I’m starting to sound like a broken record here, but the sound design is also excellent. The ambient noise of the game’s environments coupled with the aggressive thrum of nearby anomalies adds the perfect level of tension as you explore, and the game’s voice actors totally nail it, even when a line or two can occasionally feel off.
If I’m honest with you, and I always am, I hardly have any negative notes here unless I start to get nitpicky. The “combat” you get into with anomalies as the game goes on can start feeling a bit routine, so it’s worth setting the combat difficulty to easy if that starts to bug you. And while I can hardly fault a game this complex for having a few things left to polish, it’s worth noting that it does need a patch for a few minor items that will hopefully be fixed on or soon after launch day. These include a number of typos I saw in the dialogue, minor bugs like a pylon that randomly disconnected from my base and needed to be rebuilt, an objective I failed that never disappeared from my task log, and a one-time situation where I needed to reload a recent checkpoint because an alter I had to speak to went stiff and unresponsive.

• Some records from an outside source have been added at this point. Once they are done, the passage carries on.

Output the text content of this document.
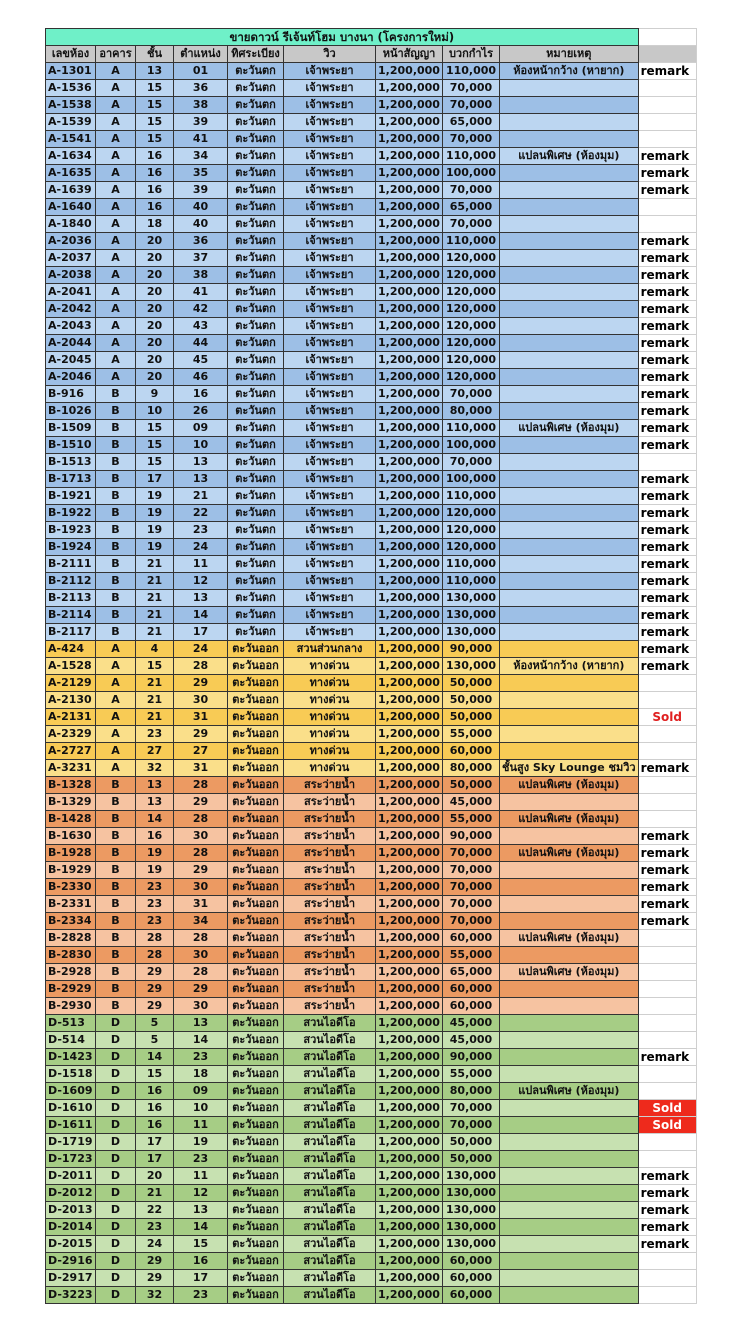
ขายดาวน์ รีเจ้นท์โฮม บางนา (โครงการใหม่)									
เลขห้อง	อาคาร	ชั้น	ตำแหน่ง	ทิศระเบียง	วิว	หน้าสัญญา	บวกกำไร	หมายเหตุ	
A-1301	A	13	01	ตะวันตก	เจ้าพระยา	1,200,000	110,000	ห้องหน้ากว้าง (หายาก)	remark
A-1536	A	15	36	ตะวันตก	เจ้าพระยา	1,200,000	70,000		
A-1538	A	15	38	ตะวันตก	เจ้าพระยา	1,200,000	70,000		
A-1539	A	15	39	ตะวันตก	เจ้าพระยา	1,200,000	65,000		
A-1541	A	15	41	ตะวันตก	เจ้าพระยา	1,200,000	70,000		
A-1634	A	16	34	ตะวันตก	เจ้าพระยา	1,200,000	110,000	แปลนพิเศษ (ห้องมุม)	remark
A-1635	A	16	35	ตะวันตก	เจ้าพระยา	1,200,000	100,000		remark
A-1639	A	16	39	ตะวันตก	เจ้าพระยา	1,200,000	70,000		remark
A-1640	A	16	40	ตะวันตก	เจ้าพระยา	1,200,000	65,000		
A-1840	A	18	40	ตะวันตก	เจ้าพระยา	1,200,000	70,000		
A-2036	A	20	36	ตะวันตก	เจ้าพระยา	1,200,000	110,000		remark
A-2037	A	20	37	ตะวันตก	เจ้าพระยา	1,200,000	120,000		remark
A-2038	A	20	38	ตะวันตก	เจ้าพระยา	1,200,000	120,000		remark
A-2041	A	20	41	ตะวันตก	เจ้าพระยา	1,200,000	120,000		remark
A-2042	A	20	42	ตะวันตก	เจ้าพระยา	1,200,000	120,000		remark
A-2043	A	20	43	ตะวันตก	เจ้าพระยา	1,200,000	120,000		remark
A-2044	A	20	44	ตะวันตก	เจ้าพระยา	1,200,000	120,000		remark
A-2045	A	20	45	ตะวันตก	เจ้าพระยา	1,200,000	120,000		remark
A-2046	A	20	46	ตะวันตก	เจ้าพระยา	1,200,000	120,000		remark
B-916	B	9	16	ตะวันตก	เจ้าพระยา	1,200,000	70,000		remark
B-1026	B	10	26	ตะวันตก	เจ้าพระยา	1,200,000	80,000		remark
B-1509	B	15	09	ตะวันตก	เจ้าพระยา	1,200,000	110,000	แปลนพิเศษ (ห้องมุม)	remark
B-1510	B	15	10	ตะวันตก	เจ้าพระยา	1,200,000	100,000		remark
B-1513	B	15	13	ตะวันตก	เจ้าพระยา	1,200,000	70,000		
B-1713	B	17	13	ตะวันตก	เจ้าพระยา	1,200,000	100,000		remark
B-1921	B	19	21	ตะวันตก	เจ้าพระยา	1,200,000	110,000		remark
B-1922	B	19	22	ตะวันตก	เจ้าพระยา	1,200,000	120,000		remark
B-1923	B	19	23	ตะวันตก	เจ้าพระยา	1,200,000	120,000		remark
B-1924	B	19	24	ตะวันตก	เจ้าพระยา	1,200,000	120,000		remark
B-2111	B	21	11	ตะวันตก	เจ้าพระยา	1,200,000	110,000		remark
B-2112	B	21	12	ตะวันตก	เจ้าพระยา	1,200,000	110,000		remark
B-2113	B	21	13	ตะวันตก	เจ้าพระยา	1,200,000	130,000		remark
B-2114	B	21	14	ตะวันตก	เจ้าพระยา	1,200,000	130,000		remark
B-2117	B	21	17	ตะวันตก	เจ้าพระยา	1,200,000	130,000		remark
A-424	A	4	24	ตะวันออก	สวนส่วนกลาง	1,200,000	90,000		remark
A-1528	A	15	28	ตะวันออก	ทางด่วน	1,200,000	130,000	ห้องหน้ากว้าง (หายาก)	remark
A-2129	A	21	29	ตะวันออก	ทางด่วน	1,200,000	50,000		
A-2130	A	21	30	ตะวันออก	ทางด่วน	1,200,000	50,000		
A-2131	A	21	31	ตะวันออก	ทางด่วน	1,200,000	50,000		Sold
A-2329	A	23	29	ตะวันออก	ทางด่วน	1,200,000	55,000		
A-2727	A	27	27	ตะวันออก	ทางด่วน	1,200,000	60,000		
A-3231	A	32	31	ตะวันออก	ทางด่วน	1,200,000	80,000	ชั้นสูง Sky Lounge ชมวิว	remark
B-1328	B	13	28	ตะวันออก	สระว่ายน้ำ	1,200,000	50,000	แปลนพิเศษ (ห้องมุม)	
B-1329	B	13	29	ตะวันออก	สระว่ายน้ำ	1,200,000	45,000		
B-1428	B	14	28	ตะวันออก	สระว่ายน้ำ	1,200,000	55,000	แปลนพิเศษ (ห้องมุม)	
B-1630	B	16	30	ตะวันออก	สระว่ายน้ำ	1,200,000	90,000		remark
B-1928	B	19	28	ตะวันออก	สระว่ายน้ำ	1,200,000	70,000	แปลนพิเศษ (ห้องมุม)	remark
B-1929	B	19	29	ตะวันออก	สระว่ายน้ำ	1,200,000	70,000		remark
B-2330	B	23	30	ตะวันออก	สระว่ายน้ำ	1,200,000	70,000		remark
B-2331	B	23	31	ตะวันออก	สระว่ายน้ำ	1,200,000	70,000		remark
B-2334	B	23	34	ตะวันออก	สระว่ายน้ำ	1,200,000	70,000		remark
B-2828	B	28	28	ตะวันออก	สระว่ายน้ำ	1,200,000	60,000	แปลนพิเศษ (ห้องมุม)	
B-2830	B	28	30	ตะวันออก	สระว่ายน้ำ	1,200,000	55,000		
B-2928	B	29	28	ตะวันออก	สระว่ายน้ำ	1,200,000	65,000	แปลนพิเศษ (ห้องมุม)	
B-2929	B	29	29	ตะวันออก	สระว่ายน้ำ	1,200,000	60,000		
B-2930	B	29	30	ตะวันออก	สระว่ายน้ำ	1,200,000	60,000		
D-513	D	5	13	ตะวันออก	สวนไอดีโอ	1,200,000	45,000		
D-514	D	5	14	ตะวันออก	สวนไอดีโอ	1,200,000	45,000		
D-1423	D	14	23	ตะวันออก	สวนไอดีโอ	1,200,000	90,000		remark
D-1518	D	15	18	ตะวันออก	สวนไอดีโอ	1,200,000	55,000		
D-1609	D	16	09	ตะวันออก	สวนไอดีโอ	1,200,000	80,000	แปลนพิเศษ (ห้องมุม)	
D-1610	D	16	10	ตะวันออก	สวนไอดีโอ	1,200,000	70,000		Sold
D-1611	D	16	11	ตะวันออก	สวนไอดีโอ	1,200,000	70,000		Sold
D-1719	D	17	19	ตะวันออก	สวนไอดีโอ	1,200,000	50,000		
D-1723	D	17	23	ตะวันออก	สวนไอดีโอ	1,200,000	50,000		
D-2011	D	20	11	ตะวันออก	สวนไอดีโอ	1,200,000	130,000		remark
D-2012	D	21	12	ตะวันออก	สวนไอดีโอ	1,200,000	130,000		remark
D-2013	D	22	13	ตะวันออก	สวนไอดีโอ	1,200,000	130,000		remark
D-2014	D	23	14	ตะวันออก	สวนไอดีโอ	1,200,000	130,000		remark
D-2015	D	24	15	ตะวันออก	สวนไอดีโอ	1,200,000	130,000		remark
D-2916	D	29	16	ตะวันออก	สวนไอดีโอ	1,200,000	60,000		
D-2917	D	29	17	ตะวันออก	สวนไอดีโอ	1,200,000	60,000		
D-3223	D	32	23	ตะวันออก	สวนไอดีโอ	1,200,000	60,000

As some of you may know, Frostpunk is one of my favorite indie games of all time. And yet, The Alters takes a hefty step further by adding an exceptional multi-dimensional narrative that harmonizes beautifully with the gameplay loop and exploration that feels as immersive as it is rewarding. Calling it the single best indie game of 2025 so far or the best game I’ve ever reviewed for I Dream of Indie Games would be completely correct, but doesn’t even say enough – this is 11 Bit Studios’ magnum opus, and one of the single best games I have ever played, full stop. One full run of its campaign took me just over 20 hours, but the enormous replayability derived from decisions made in that runtime will make it so that for many, 20 hours may be just the beginning, as it’s literally impossible to see everything or even generate every possible alter in a single run. This is a specific combination of genres that won’t be a match for literally everyone, but those with the slightest hint of interest should be making time for it. This is the sort of masterpiece that puts the AAA market to pitiable shame, and does so without an ounce of compromise. Do. Not. Miss it.